Los jóvenes siguen haciendo filas en dos disciplinadas columnas que sólo se mueven cada vez que un auto intenta pasar por la calle o cuando la lluvia de la una de la mañana arrecia. En la espera se les instruye cómo no provocar el enojo de los químicos inflamables o peligrosos. Cómo los tenis pueden causar una chispa. Lo útil que pueden ser los googles que uno tiene arrumbados en el clóset. La importancia de fijarse que no haya químicos cada vez que usen el pico o la pala. O por qué está prohibido fumar.

El químico Julio César Rojas Castillo desestima el peligro y pareciera que tiene conocimiento de causa. Él, como otros, se enlistó como voluntario a través de un llamado que vio en feiz, y junto con otros farmacéuticos del laboratorio en ruinas recuperó los químicos de entre las ruinas, bajo supervisión de los militares. Estuvo desde las 10 de la mañana hasta las cinco de la tarde del jueves.

“Sacamos como unos 250 frascos, estaban en un área junto a la ventana”, asegura bajo un toldo donde procura no mojarse. En el piso, a unos pasos de sus pies, decepcionados, tristes, acostados sobre el pavimento, están Domingo y sus familiares.

“¿No es peligroso que estén las máquinas trabajando en el laboratorio?”, se le pregunta al especialista.

“No. Los (frascos) que quedaban ya los han de haber tronado”, dice con la despreocupación de quien está familiarizado con el comportamiento bipolar de los químicos.

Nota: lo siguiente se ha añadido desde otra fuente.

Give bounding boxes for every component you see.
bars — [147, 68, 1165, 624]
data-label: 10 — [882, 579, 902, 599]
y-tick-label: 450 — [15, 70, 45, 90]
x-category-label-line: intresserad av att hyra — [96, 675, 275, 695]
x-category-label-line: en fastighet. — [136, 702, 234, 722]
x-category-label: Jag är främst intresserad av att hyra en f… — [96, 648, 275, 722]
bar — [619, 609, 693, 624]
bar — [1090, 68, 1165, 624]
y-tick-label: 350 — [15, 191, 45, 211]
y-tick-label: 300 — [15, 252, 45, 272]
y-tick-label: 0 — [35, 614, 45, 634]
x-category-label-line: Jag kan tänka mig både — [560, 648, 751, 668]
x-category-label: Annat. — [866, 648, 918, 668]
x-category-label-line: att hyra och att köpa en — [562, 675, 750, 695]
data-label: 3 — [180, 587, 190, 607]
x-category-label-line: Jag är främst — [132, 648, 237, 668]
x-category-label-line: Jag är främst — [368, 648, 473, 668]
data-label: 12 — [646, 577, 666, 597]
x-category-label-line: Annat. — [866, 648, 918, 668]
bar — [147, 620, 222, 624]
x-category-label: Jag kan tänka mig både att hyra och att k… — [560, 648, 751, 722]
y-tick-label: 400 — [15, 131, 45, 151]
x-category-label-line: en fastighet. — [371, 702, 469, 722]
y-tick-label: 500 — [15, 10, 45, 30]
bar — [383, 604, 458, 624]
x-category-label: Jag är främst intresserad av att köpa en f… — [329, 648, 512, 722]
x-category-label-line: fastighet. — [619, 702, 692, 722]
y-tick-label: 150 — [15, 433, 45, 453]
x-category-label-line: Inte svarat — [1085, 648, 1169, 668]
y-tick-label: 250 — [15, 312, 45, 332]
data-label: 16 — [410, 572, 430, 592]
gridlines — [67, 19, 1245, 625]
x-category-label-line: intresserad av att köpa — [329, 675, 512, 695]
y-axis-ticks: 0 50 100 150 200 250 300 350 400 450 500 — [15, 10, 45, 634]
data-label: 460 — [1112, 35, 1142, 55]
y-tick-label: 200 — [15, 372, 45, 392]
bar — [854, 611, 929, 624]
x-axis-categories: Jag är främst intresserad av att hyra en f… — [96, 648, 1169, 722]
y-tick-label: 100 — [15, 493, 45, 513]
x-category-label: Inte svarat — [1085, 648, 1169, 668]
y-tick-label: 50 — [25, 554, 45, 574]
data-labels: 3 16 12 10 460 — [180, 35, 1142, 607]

Los jóvenes voluntarios no están tan confiados. Uno de ellos le comenta a otro que un primo le explicó que un ácido puede volarlos a todos en un segundo. Pero ni con esa amenaza encima –que el químico Rojas considera improbable– se retira de la fila de voluntarios que quieren sacar a Karina y a Gabriela.

La lluvia no humedece ni ablanda el heroico espíritu de estos rescatistas ciudadanos que, pacientes, esperan a que alguien les permita el acceso. Alguien que nunca llega.

Recargada sobre la valla metálica instalada por policías defeños, una mujer policía marca a casa de sus parientes en Aguascalientes para avisarles que los trascabos comenzaron a retirar los escombros de la farmacéutica colapsada donde su prima Guadalupe aún no había sido rescatada.

“No lo estoy inventando, mire”, dice la mujer incrédula alzando el celular para que del otro lado vean el papel protagónico de las máquinas amarillas que arrancan, destrozan, escupen materiales. Por el altavoz se escucha un silencio.